Italien: Eine Reise nach Venedig
Venedig war einst durch den Handel mit Luxuswahren einer der wirtschaftlich und politisch mächtigsten Staaten der Welt. Heute ist die italienische Hafenstadt durch ihr einzigartiges Stadtbild und die sagenumwobenen Lagunen weltweit ein beliebtes Reiseziel für Touristen.

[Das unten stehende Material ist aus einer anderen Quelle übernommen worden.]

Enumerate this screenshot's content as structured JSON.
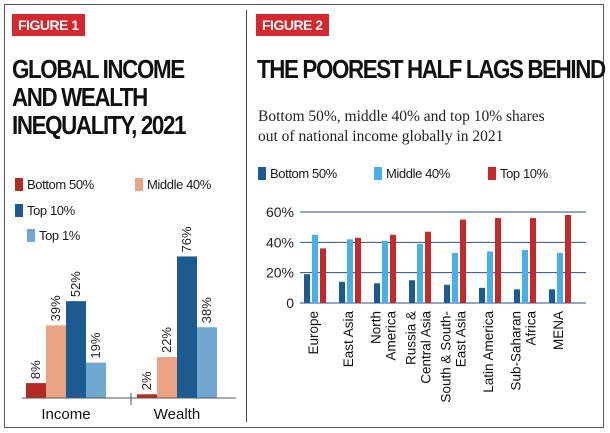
{
  "figure1": {
    "tag": "FIGURE 1",
    "title_lines": [
      "GLOBAL INCOME",
      "AND WEALTH",
      "INEQUALITY, 2021"
    ],
    "legend": [
      {
        "label": "Bottom 50%",
        "color": "#b62a25"
      },
      {
        "label": "Middle 40%",
        "color": "#e9a484"
      },
      {
        "label": "Top 10%",
        "color": "#1d5a8f"
      },
      {
        "label": "Top 1%",
        "color": "#70a8d1"
      }
    ]
  },
  "figure2": {
    "tag": "FIGURE 2",
    "title": "THE POOREST HALF LAGS BEHIND",
    "subtitle_lines": [
      "Bottom 50%, middle 40% and top 10% shares",
      "out of national income globally in 2021"
    ],
    "legend": [
      {
        "label": "Bottom 50%",
        "color": "#1d5a8f"
      },
      {
        "label": "Middle 40%",
        "color": "#45b1e6"
      },
      {
        "label": "Top 10%",
        "color": "#c42a2a"
      }
    ]
  },
  "chart_data": [
    {
      "type": "bar",
      "title": "GLOBAL INCOME AND WEALTH INEQUALITY, 2021",
      "categories": [
        "Income",
        "Wealth"
      ],
      "series": [
        {
          "name": "Bottom 50%",
          "values": [
            8,
            2
          ],
          "labels": [
            "8%",
            "2%"
          ],
          "color": "#b62a25"
        },
        {
          "name": "Middle 40%",
          "values": [
            39,
            22
          ],
          "labels": [
            "39%",
            "22%"
          ],
          "color": "#e9a484"
        },
        {
          "name": "Top 10%",
          "values": [
            52,
            76
          ],
          "labels": [
            "52%",
            "76%"
          ],
          "color": "#1d5a8f"
        },
        {
          "name": "Top 1%",
          "values": [
            19,
            38
          ],
          "labels": [
            "19%",
            "38%"
          ],
          "color": "#70a8d1"
        }
      ],
      "ylim": [
        0,
        80
      ]
    },
    {
      "type": "bar",
      "title": "THE POOREST HALF LAGS BEHIND",
      "categories": [
        "Europe",
        "East Asia",
        "North America",
        "Russia & Central Asia",
        "South & South-East Asia",
        "Latin America",
        "Sub-Saharan Africa",
        "MENA"
      ],
      "category_lines": [
        [
          "Europe"
        ],
        [
          "East Asia"
        ],
        [
          "North",
          "America"
        ],
        [
          "Russia &",
          "Central Asia"
        ],
        [
          "South & South-",
          "East Asia"
        ],
        [
          "Latin America"
        ],
        [
          "Sub-Saharan",
          "Africa"
        ],
        [
          "MENA"
        ]
      ],
      "series": [
        {
          "name": "Bottom 50%",
          "values": [
            19,
            14,
            13,
            15,
            12,
            10,
            9,
            9
          ],
          "color": "#1d5a8f"
        },
        {
          "name": "Middle 40%",
          "values": [
            45,
            42,
            41,
            39,
            33,
            34,
            35,
            33
          ],
          "color": "#45b1e6"
        },
        {
          "name": "Top 10%",
          "values": [
            36,
            43,
            45,
            47,
            55,
            56,
            56,
            58
          ],
          "color": "#c42a2a"
        }
      ],
      "yticks": [
        "0",
        "20%",
        "40%",
        "60%"
      ],
      "ylim": [
        0,
        60
      ],
      "grid": true
    }
  ]
}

Was bei einer Venedig-Reise zu beachten ist, auf was Sie lieber verzichten sollten und was es in Venedig alles zu sehen gibt – darüber informiert dieser Artikel mit einigen Insider-Tipps für venezianische Nachteulen.
Anreise nach Venedig
Venedig verfügt über zwei Flughäfen in der Nähe der Stadt: Venedig-Marco Polo und Treviso. Gerade letzterer wird gerne von günstigeren Fluggesellschaften angeflogen, in die Stadt gelangt man mit pendelnden Bussen. Venedig kann aber auch mit dem Zug erreicht werden, der Bahnhof liegt relativ zentral und wird von einer Vaporetto-Linie angefahren. Auch die Anreise mit dem Auto ist möglich, allerdings muss man auf einem der zahlreichen Parkplätze vor der Stadt parken, da innerhalb Venedigs (logischerweise) absolutes Fahrverbot besteht, selbst wenn man wollte, könnte man durch die engen Gassen und häufigen Wasserstraßen nicht mit einem Auto fahren. Es lässt sich sagen, dass die Anreise mit dem Zug die komfortabelste Lösung ist, zumal die deutsche Euro Night Linke von München bis nach Venedig verkehrt – angenehmer Reisen ist fast nicht möglich und das Europa-Spezial der Bahn teilweise sogar günstiger als ein Flug.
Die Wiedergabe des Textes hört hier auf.